Debora StendardiFrancesca BiscottoElena BertossiElisa Ciaramelli
Published in: Social cognitive and affective neuroscience (2021)
Self-related information is remembered better than other-related information (self-reference effect; SRE), a phenomenon that has been convincingly linked to the medial prefrontal cortex. It is not clear whether information related to our future self would also have a privileged status in memory, as medial prefrontal cortex regions respond less to the future than to the present self, as if it were an "other". Here we ask whether the integrity of the ventral medial prefrontal cortex (vmPFC) is necessary for the emergence of the present- and future-SRE, if any. vmPFC patients and brain-damaged and healthy controls judged whether each of a series of trait adjectives was descriptive of their present self, future self, another person, and that person in the future, and later recognized studied traits among distractors.

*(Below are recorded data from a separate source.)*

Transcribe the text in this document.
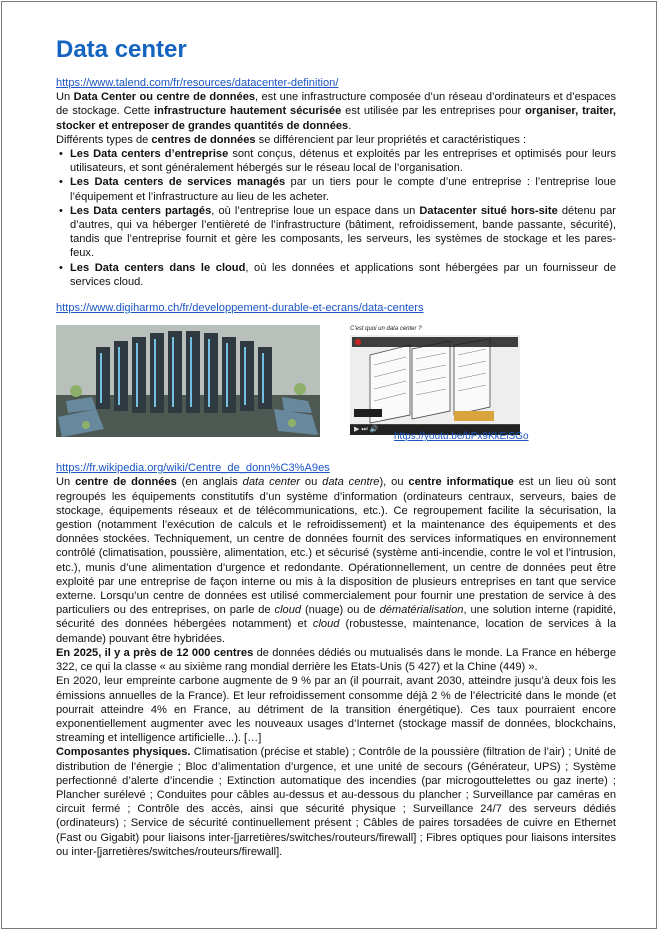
Data center
https://www.talend.com/fr/resources/datacenter-definition/

Un Data Center ou centre de données, est une infrastructure composée d’un réseau d’ordinateurs et d’espaces de stockage. Cette infrastructure hautement sécurisée est utilisée par les entreprises pour organiser, traiter, stocker et entreposer de grandes quantités de données.

Différents types de centres de données se différencient par leur propriétés et caractéristiques :

• Les Data centers d’entreprise sont conçus, détenus et exploités par les entreprises et optimisés pour leurs utilisateurs, et sont généralement hébergés sur le réseau local de l’organisation.
• Les Data centers de services managés par un tiers pour le compte d’une entreprise : l’entreprise loue l’équipement et l’infrastructure au lieu de les acheter.
• Les Data centers partagés, où l’entreprise loue un espace dans un Datacenter situé hors-site détenu par d’autres, qui va héberger l’entièreté de l’infrastructure (bâtiment, refroidissement, bande passante, sécurité), tandis que l’entreprise fournit et gère les composants, les serveurs, les systèmes de stockage et les pares-feux.
• Les Data centers dans le cloud, où les données et applications sont hébergées par un fournisseur de services cloud.
https://www.digiharmo.ch/fr/developpement-durable-et-ecrans/data-centers
C'est quoi un data center ?
▶ ⏭ 🔊
https://youtu.be/bPx9KkEiSGo
https://fr.wikipedia.org/wiki/Centre_de_donn%C3%A9es

Un centre de données (en anglais data center ou data centre), ou centre informatique est un lieu où sont regroupés les équipements constitutifs d’un système d’information (ordinateurs centraux, serveurs, baies de stockage, équipements réseaux et de télécommunications, etc.). Ce regroupement facilite la sécurisation, la gestion (notamment l’exécution de calculs et le refroidissement) et la maintenance des équipements et des données stockées. Techniquement, un centre de données fournit des services informatiques en environnement contrôlé (climatisation, poussière, alimentation, etc.) et sécurisé (système anti-incendie, contre le vol et l’intrusion, etc.), munis d’une alimentation d’urgence et redondante. Opérationnellement, un centre de données peut être exploité par une entreprise de façon interne ou mis à la disposition de plusieurs entreprises en tant que service externe. Lorsqu’un centre de données est utilisé commercialement pour fournir une prestation de service à des particuliers ou des entreprises, on parle de cloud (nuage) ou de dématérialisation, une solution interne (rapidité, sécurité des données hébergées notamment) et cloud (robustesse, maintenance, location de services à la demande) pouvant être hybridées.

En 2025, il y a près de 12 000 centres de données dédiés ou mutualisés dans le monde. La France en héberge 322, ce qui la classe « au sixième rang mondial derrière les Etats-Unis (5 427) et la Chine (449) ».

En 2020, leur empreinte carbone augmente de 9 % par an (il pourrait, avant 2030, atteindre jusqu’à deux fois les émissions annuelles de la France). Et leur refroidissement consomme déjà 2 % de l’électricité dans le monde (et pourrait atteindre 4% en France, au détriment de la transition énergétique). Ces taux pourraient encore exponentiellement augmenter avec les nouveaux usages d’Internet (stockage massif de données, blockchains, streaming et intelligence artificielle...). […]

Composantes physiques. Climatisation (précise et stable) ; Contrôle de la poussière (filtration de l’air) ; Unité de distribution de l’énergie ; Bloc d’alimentation d’urgence, et une unité de secours (Générateur, UPS) ; Système perfectionné d’alerte d’incendie ; Extinction automatique des incendies (par microgouttelettes ou gaz inerte) ; Plancher surélevé ; Conduites pour câbles au-dessus et au-dessous du plancher ; Surveillance par caméras en circuit fermé ; Contrôle des accès, ainsi que sécurité physique ; Surveillance 24/7 des serveurs dédiés (ordinateurs) ; Service de sécurité continuellement présent ; Câbles de paires torsadées de cuivre en Ethernet (Fast ou Gigabit) pour liaisons inter-[jarretières/switches/routeurs/firewall] ; Fibres optiques pour liaisons intersites ou inter-[jarretières/switches/routeurs/firewall].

Information relevant to the present (vs. future) was generally recognized better, across groups. However, whereas healthy and brain-damaged controls exhibited strong present- and future-SREs, these were absent in vmPFC patients, who concomitantly showed reduced certainty about their own present and anticipated traits compared to the control groups. These findings indicate that vmPFC is necessary to impart a special mnemonic status to self-related information, including our envisioned future self, possibly by instantiating the self-schema.